Article

"QUOTES" FROM THE ALUMNI

April 1941
Article
"QUOTES" FROM THE ALUMNI
April 1941

EDMUND E. DAY '05 gave the principal address at meetings of the Phi Kappa Society in Philadelphia December 30. Speaking on the title "The Discipline of Free Men," Cornell's President further developed the theme on which he spoke at the Dartmouth Night celebration in Hanover November 14. The following are significant quotations from his address:

"It is as fellow citizens of the world's greatest democracy that I address you today. I take it that you and I are agreed that this country of ours should remain free. The present world situation being what it is, this insistence upon freedom raises farreaching questions of national defense. Part of these questions have to do with our own armed forces at home and abroad and with our possible aid to Britain; part relate to matters of a very different sort: they concern the temper of the American people. It is because I am convinced of the surpassing importance of this phase of the defense program that I speak to you today of the discipline of free men.

"It is high time for America to face squarely the problems of individual and social discipline in a democracy. The fate of nations is in large measure a matter of the disciplines they develop. This is true in periods of peace; it becomes strikingly true in times of international conflict. Right now, America is confronted by hostile nations which have affected disciplines both formidable and threatening. These enemy powers of Europe and Asia view the democratic way of life as soft and spineless. They sneer at our lack of national solidarity. They charge us with being disillusioned and disorganized, sickly if not crippled, weak and vulnerable. They assert that our very ideals of freedom and loyalty are incompatible. They threaten us with the conquest which they have already visited upon other democratic peoples."

"In striking contrast is the other form of social discipline—the discipline of the free or democratic society. Its foundations lie deep in human hope and aspiration. It builds not in fear of suffering and misfortune, but in the promise of greater happiness and freedom. The values toward which it endeavors to direct the larger powers which flow from social discipline are the values which reside in a broad and expanding humanitarianism. It finds no place for treachery and cynicism. It knows and respects the record of the age-long struggle through which men and womena host of them Americans—have gained such freedom as we have. It believes in peace. It has a great and enduring faith in mankind. It is a discipline that is responsible and self-imposed. It is the discipline of free men. It is the discipline of the democratic peoples of the world now and in all time to come."

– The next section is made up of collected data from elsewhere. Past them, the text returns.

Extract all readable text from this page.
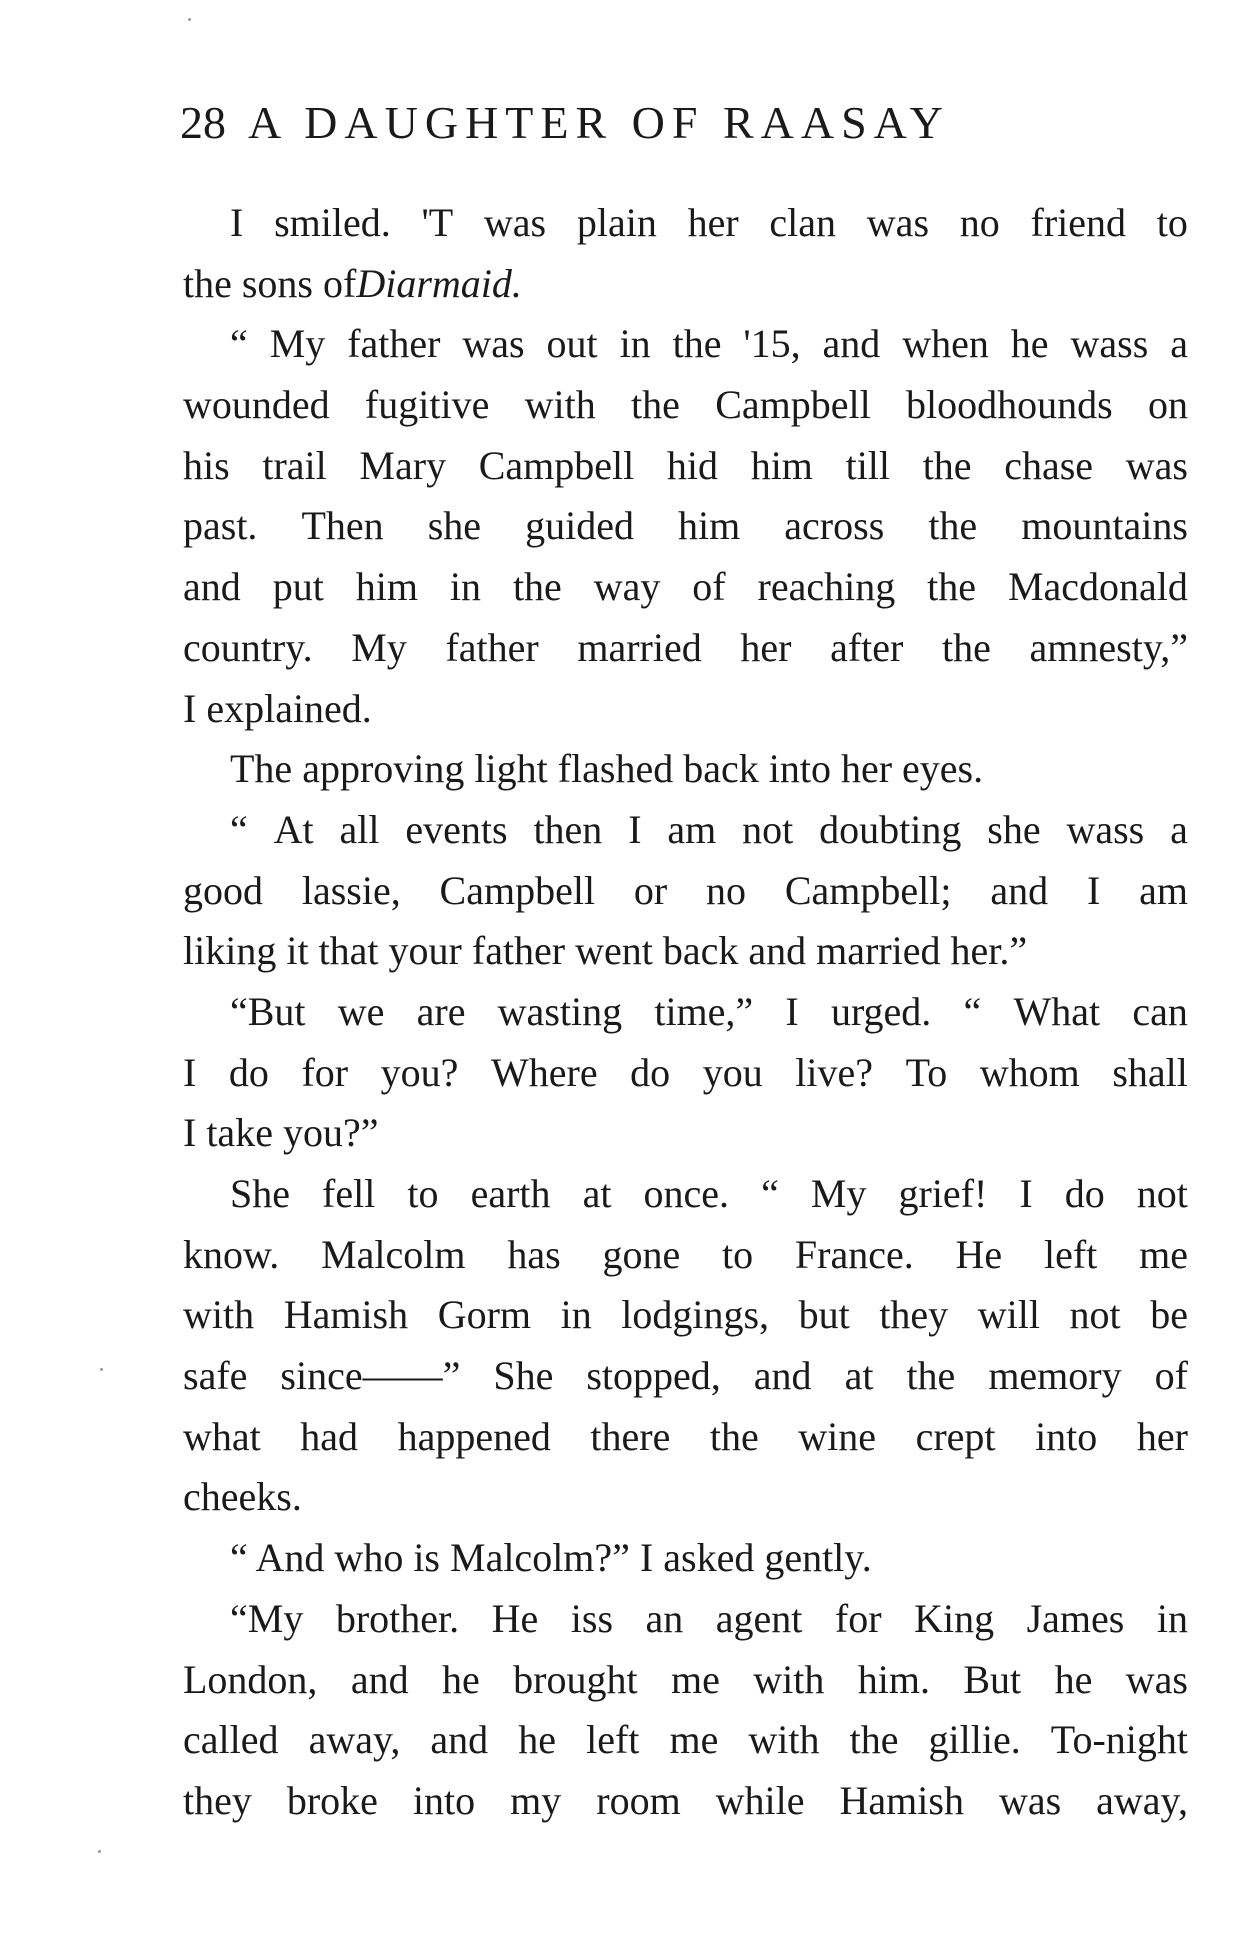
28 A DAUGHTER OF RAASAY
I smiled. 'T was plain her clan was no friend to
the sons of Diarmaid.
“ My father was out in the '15, and when he wass a
wounded fugitive with the Campbell bloodhounds on
his trail Mary Campbell hid him till the chase was
past. Then she guided him across the mountains
and put him in the way of reaching the Macdonald
country. My father married her after the amnesty,”
I explained.
The approving light flashed back into her eyes.
“ At all events then I am not doubting she wass a
good lassie, Campbell or no Campbell; and I am
liking it that your father went back and married her.”
“But we are wasting time,” I urged. “ What can
I do for you? Where do you live? To whom shall
I take you?”
She fell to earth at once. “ My grief! I do not
know. Malcolm has gone to France. He left me
with Hamish Gorm in lodgings, but they will not be
safe since——” She stopped, and at the memory of
what had happened there the wine crept into her
cheeks.
“ And who is Malcolm?” I asked gently.
“My brother. He iss an agent for King James in
London, and he brought me with him. But he was
called away, and he left me with the gillie. To-night
they broke into my room while Hamish was away,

"Organizing for the attainment of a more effective social discipline is one of the most pressing problems now confronting the American people. In part it is a matter of formal education. Our schools and colleges must be made to contribute more than they do to the necessary disciplines of our democratic way of life. In part it is a matter of adult education through all the available media of communication. Every citizen should come to know and be led to practice the disciplines which must prevail if America is to remain free. In part it is a matter of moral leadership. America craves the leadership of those who understand and in high office exemplify the democratic way of life. As a people we must be led to see first things first. We must moderate our materialism and love of money. We must abandon our worship of personal power. We must redefine success in terms of service to one's fellow men. We must put the full force of public approbation and social prestige behind the contributions which fortify a just and progressive free society. We must improve our organization for dealing promptly and justly and at the same time effectively with the undisciplined. We must increase opportunities for purposeful activity. We must give meaning to life even for the most humble and inexperienced. We must strive with all the devotion we can muster to achieve the discipline of free men. This is no mere pious moralizing or wishful thinking: it is necessary action and hence practical politics, if America along with the rest of the world is not to fall back into another Dark Age. In the discipline of free men lies the only hope of mankind, and on that same discipline depends now and for generations to come the very existence of the free America for which our fathers fought and died."